Keempat problem tersebut merupakan faktor krusial dan menjadi indikasi carut-marutnya pendidikan di Indonesia dan keempatnya saling terkait. Hal itu mempengaruhi peringkat pendidikan Indonesia di kancah dunia menurut PISA.
1. Kualitas Guru
Memang kita akui banyak guru Indonesia berkualitas, hanya persebarannya yang mungkin belum merata. Banyak tenaga guru yang masih ‘segar’ dari lulusan perguruan tinggi, namun ternyata mengalami shok ketika menghadapi siswa di depan kelas.
Hal ini terjadi karena mereka di kampus diajar oleh dosen yang kebanyakan belum pernah mengajar di depan kelas, hanya di depan mahasiswa.

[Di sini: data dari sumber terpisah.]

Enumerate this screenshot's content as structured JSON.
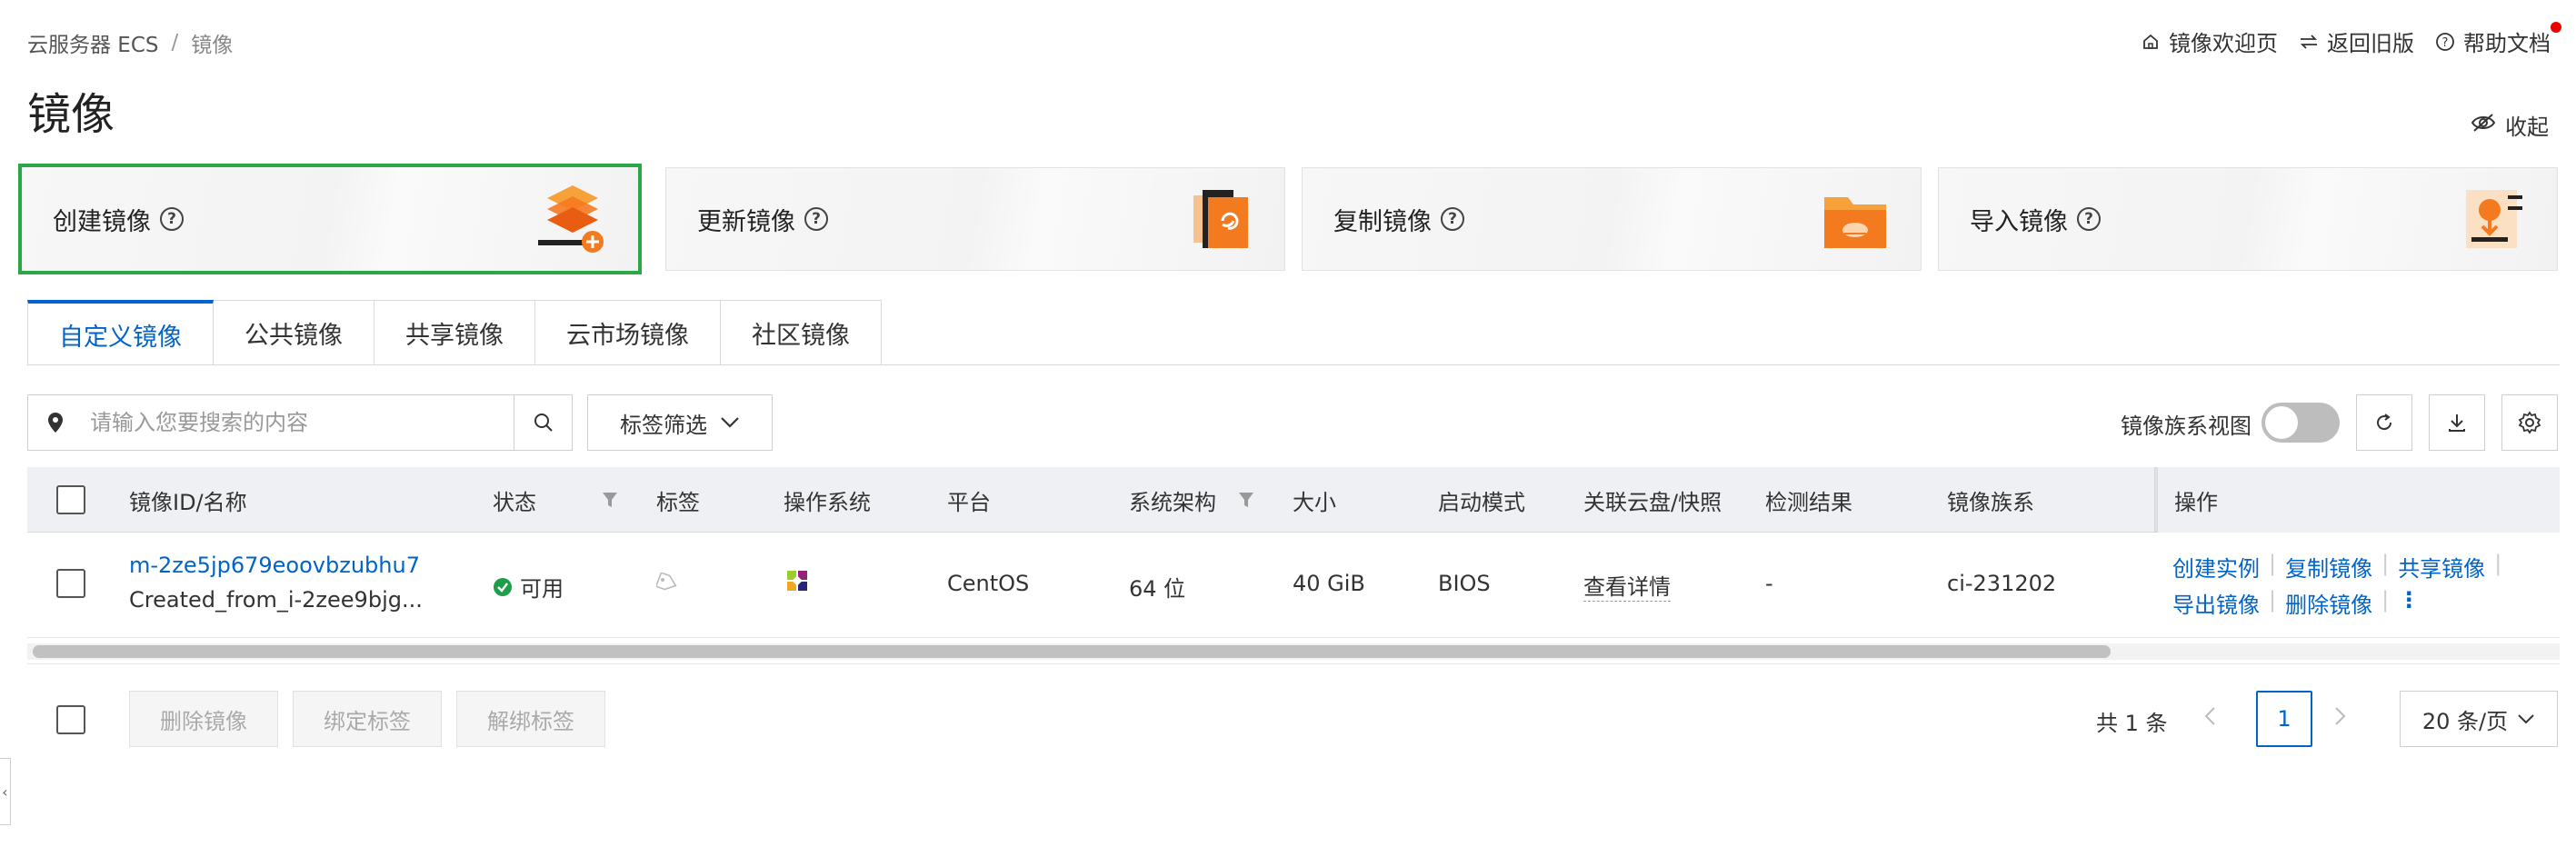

Hal itu jelas membuat kemampuan pedagogik mahasiswa sangat minim. Sehingga dilaksanakan program inisisasi bagi guru baru.
2. Kurikulum yang Rumit
Tak dapat dipungkiri, kurikulum sering menjadi kambing hitam tentang masalah pendidikan. Bahkan sampai muncul pameo ‘ganti menteri ganti kurikulum’. Ternyata hal itu tidak semuannya salah.

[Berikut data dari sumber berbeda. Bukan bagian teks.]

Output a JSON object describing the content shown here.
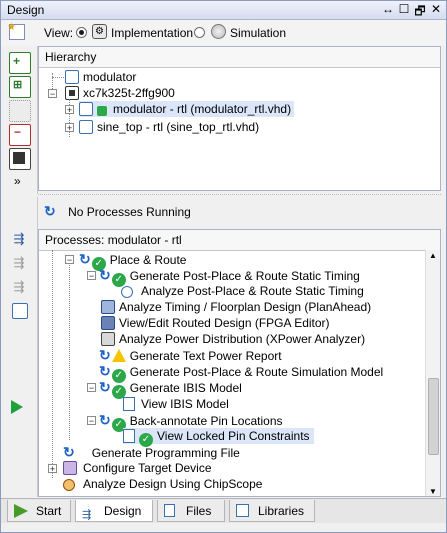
{
  "window": {
    "title": "Design",
    "controls": [
      "↔",
      "☐",
      "🗗",
      "✕"
    ]
  },
  "view_bar": {
    "label": "View:",
    "options": [
      {
        "label": "Implementation",
        "selected": true
      },
      {
        "label": "Simulation",
        "selected": false
      }
    ]
  },
  "hierarchy": {
    "header": "Hierarchy",
    "items": [
      {
        "label": "modulator",
        "level": 0
      },
      {
        "label": "xc7k325t-2ffg900",
        "level": 0
      },
      {
        "label": "modulator - rtl (modulator_rtl.vhd)",
        "level": 1,
        "selected": true
      },
      {
        "label": "sine_top - rtl (sine_top_rtl.vhd)",
        "level": 1
      }
    ]
  },
  "status": {
    "text": "No Processes Running"
  },
  "processes": {
    "header": "Processes: modulator - rtl",
    "items": [
      {
        "label": "Place & Route",
        "status": "ok"
      },
      {
        "label": "Generate Post-Place & Route Static Timing",
        "status": "ok"
      },
      {
        "label": "Analyze Post-Place & Route Static Timing",
        "status": "none"
      },
      {
        "label": "Analyze Timing / Floorplan Design (PlanAhead)",
        "status": "none"
      },
      {
        "label": "View/Edit Routed Design (FPGA Editor)",
        "status": "none"
      },
      {
        "label": "Analyze Power Distribution (XPower Analyzer)",
        "status": "none"
      },
      {
        "label": "Generate Text Power Report",
        "status": "warning"
      },
      {
        "label": "Generate Post-Place & Route Simulation Model",
        "status": "ok"
      },
      {
        "label": "Generate IBIS Model",
        "status": "ok"
      },
      {
        "label": "View IBIS Model",
        "status": "none"
      },
      {
        "label": "Back-annotate Pin Locations",
        "status": "ok"
      },
      {
        "label": "View Locked Pin Constraints",
        "status": "ok"
      },
      {
        "label": "Generate Programming File",
        "status": "none"
      },
      {
        "label": "Configure Target Device",
        "status": "none"
      },
      {
        "label": "Analyze Design Using ChipScope",
        "status": "none"
      }
    ]
  },
  "tabs": [
    {
      "label": "Start",
      "active": false
    },
    {
      "label": "Design",
      "active": true
    },
    {
      "label": "Files",
      "active": false
    },
    {
      "label": "Libraries",
      "active": false
    }
  ],
  "colors": {
    "ok": "#2ca84a",
    "warning": "#f5c400",
    "refresh": "#1f62c6",
    "selection": "#dbe6f8"
  }
}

Kita tengok kembali, Kurikulum 1975, di mana kurikulum ini lahir karena pengaruh konsep di bidang manajemen MBO (management by objective). Metode, materi, dan tujuan pengajaran dirinci dalam Prosedur Pengembangan Sistem Instruksional (PPSI), dikenal dengan istilah satuan pelajaran, yaitu rencana pelajaran setiap satuan bahasan.

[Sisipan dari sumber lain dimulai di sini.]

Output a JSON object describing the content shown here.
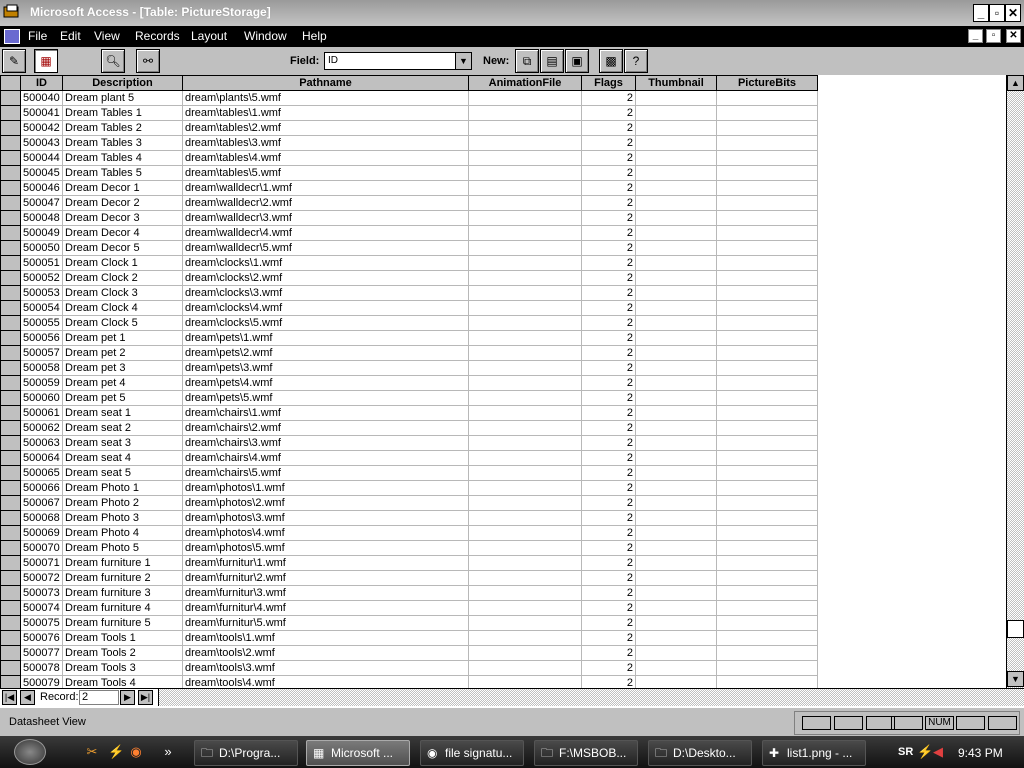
{
  "window": {
    "title": "Microsoft Access - [Table: PictureStorage]"
  },
  "menu": [
    "File",
    "Edit",
    "View",
    "Records",
    "Layout",
    "Window",
    "Help"
  ],
  "toolbar": {
    "field_label": "Field:",
    "field_value": "ID",
    "new_label": "New:"
  },
  "table": {
    "columns": [
      "ID",
      "Description",
      "Pathname",
      "AnimationFile",
      "Flags",
      "Thumbnail",
      "PictureBits"
    ],
    "rows": [
      [
        "500040",
        "Dream plant 5",
        "dream\\plants\\5.wmf",
        "",
        "2",
        "",
        ""
      ],
      [
        "500041",
        "Dream Tables 1",
        "dream\\tables\\1.wmf",
        "",
        "2",
        "",
        ""
      ],
      [
        "500042",
        "Dream Tables 2",
        "dream\\tables\\2.wmf",
        "",
        "2",
        "",
        ""
      ],
      [
        "500043",
        "Dream Tables 3",
        "dream\\tables\\3.wmf",
        "",
        "2",
        "",
        ""
      ],
      [
        "500044",
        "Dream Tables 4",
        "dream\\tables\\4.wmf",
        "",
        "2",
        "",
        ""
      ],
      [
        "500045",
        "Dream Tables 5",
        "dream\\tables\\5.wmf",
        "",
        "2",
        "",
        ""
      ],
      [
        "500046",
        "Dream Decor 1",
        "dream\\walldecr\\1.wmf",
        "",
        "2",
        "",
        ""
      ],
      [
        "500047",
        "Dream Decor 2",
        "dream\\walldecr\\2.wmf",
        "",
        "2",
        "",
        ""
      ],
      [
        "500048",
        "Dream Decor 3",
        "dream\\walldecr\\3.wmf",
        "",
        "2",
        "",
        ""
      ],
      [
        "500049",
        "Dream Decor 4",
        "dream\\walldecr\\4.wmf",
        "",
        "2",
        "",
        ""
      ],
      [
        "500050",
        "Dream Decor 5",
        "dream\\walldecr\\5.wmf",
        "",
        "2",
        "",
        ""
      ],
      [
        "500051",
        "Dream Clock 1",
        "dream\\clocks\\1.wmf",
        "",
        "2",
        "",
        ""
      ],
      [
        "500052",
        "Dream Clock 2",
        "dream\\clocks\\2.wmf",
        "",
        "2",
        "",
        ""
      ],
      [
        "500053",
        "Dream Clock 3",
        "dream\\clocks\\3.wmf",
        "",
        "2",
        "",
        ""
      ],
      [
        "500054",
        "Dream Clock 4",
        "dream\\clocks\\4.wmf",
        "",
        "2",
        "",
        ""
      ],
      [
        "500055",
        "Dream Clock 5",
        "dream\\clocks\\5.wmf",
        "",
        "2",
        "",
        ""
      ],
      [
        "500056",
        "Dream pet 1",
        "dream\\pets\\1.wmf",
        "",
        "2",
        "",
        ""
      ],
      [
        "500057",
        "Dream pet 2",
        "dream\\pets\\2.wmf",
        "",
        "2",
        "",
        ""
      ],
      [
        "500058",
        "Dream pet 3",
        "dream\\pets\\3.wmf",
        "",
        "2",
        "",
        ""
      ],
      [
        "500059",
        "Dream pet 4",
        "dream\\pets\\4.wmf",
        "",
        "2",
        "",
        ""
      ],
      [
        "500060",
        "Dream pet 5",
        "dream\\pets\\5.wmf",
        "",
        "2",
        "",
        ""
      ],
      [
        "500061",
        "Dream seat 1",
        "dream\\chairs\\1.wmf",
        "",
        "2",
        "",
        ""
      ],
      [
        "500062",
        "Dream seat 2",
        "dream\\chairs\\2.wmf",
        "",
        "2",
        "",
        ""
      ],
      [
        "500063",
        "Dream seat 3",
        "dream\\chairs\\3.wmf",
        "",
        "2",
        "",
        ""
      ],
      [
        "500064",
        "Dream seat 4",
        "dream\\chairs\\4.wmf",
        "",
        "2",
        "",
        ""
      ],
      [
        "500065",
        "Dream seat 5",
        "dream\\chairs\\5.wmf",
        "",
        "2",
        "",
        ""
      ],
      [
        "500066",
        "Dream Photo 1",
        "dream\\photos\\1.wmf",
        "",
        "2",
        "",
        ""
      ],
      [
        "500067",
        "Dream Photo 2",
        "dream\\photos\\2.wmf",
        "",
        "2",
        "",
        ""
      ],
      [
        "500068",
        "Dream Photo 3",
        "dream\\photos\\3.wmf",
        "",
        "2",
        "",
        ""
      ],
      [
        "500069",
        "Dream Photo 4",
        "dream\\photos\\4.wmf",
        "",
        "2",
        "",
        ""
      ],
      [
        "500070",
        "Dream Photo 5",
        "dream\\photos\\5.wmf",
        "",
        "2",
        "",
        ""
      ],
      [
        "500071",
        "Dream furniture 1",
        "dream\\furnitur\\1.wmf",
        "",
        "2",
        "",
        ""
      ],
      [
        "500072",
        "Dream furniture 2",
        "dream\\furnitur\\2.wmf",
        "",
        "2",
        "",
        ""
      ],
      [
        "500073",
        "Dream furniture 3",
        "dream\\furnitur\\3.wmf",
        "",
        "2",
        "",
        ""
      ],
      [
        "500074",
        "Dream furniture 4",
        "dream\\furnitur\\4.wmf",
        "",
        "2",
        "",
        ""
      ],
      [
        "500075",
        "Dream furniture 5",
        "dream\\furnitur\\5.wmf",
        "",
        "2",
        "",
        ""
      ],
      [
        "500076",
        "Dream Tools 1",
        "dream\\tools\\1.wmf",
        "",
        "2",
        "",
        ""
      ],
      [
        "500077",
        "Dream Tools 2",
        "dream\\tools\\2.wmf",
        "",
        "2",
        "",
        ""
      ],
      [
        "500078",
        "Dream Tools 3",
        "dream\\tools\\3.wmf",
        "",
        "2",
        "",
        ""
      ],
      [
        "500079",
        "Dream Tools 4",
        "dream\\tools\\4.wmf",
        "",
        "2",
        "",
        ""
      ]
    ]
  },
  "navigation": {
    "record_label": "Record:",
    "record_value": "2"
  },
  "status": {
    "message": "Datasheet View",
    "indicators": [
      "",
      "",
      "",
      "",
      "NUM",
      "",
      ""
    ]
  },
  "taskbar": {
    "tasks": [
      {
        "label": "D:\\Progra...",
        "icon": "folder-icon",
        "active": false
      },
      {
        "label": "Microsoft ...",
        "icon": "access-icon",
        "active": true
      },
      {
        "label": "file signatu...",
        "icon": "firefox-icon",
        "active": false
      },
      {
        "label": "F:\\MSBOB...",
        "icon": "folder-icon",
        "active": false
      },
      {
        "label": "D:\\Deskto...",
        "icon": "folder-icon",
        "active": false
      },
      {
        "label": "list1.png - ...",
        "icon": "paint-icon",
        "active": false
      }
    ],
    "lang": "SR",
    "clock": "9:43 PM"
  }
}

Kemudian diganti dengan 1984, yang disebut “Kurikulum 1975 disempurnakan”. Posisi siswa ditempatkan sebagai subjek belajar. Dari mengamati sesuatu, mengelompokkan, mendiskusikan, hingga melaporkan. Model ini disebut Cara Belajar Siswa Aktif (CBSA).
Pada tahun 1994 pemerintah memadukan Kurikulum 1975 dan 1984. Namun, perpaduan antara tujuan dan proses belum berhasil. Sehingga banyak kritik berdatangan, disebabkan oleh beban belajar siswa dinilai terlalu berat, dari muatan nasional sampai muatan lokal. Misalnya bahasa daerah, kesenian, keterampilan daerah, dan lain-lain.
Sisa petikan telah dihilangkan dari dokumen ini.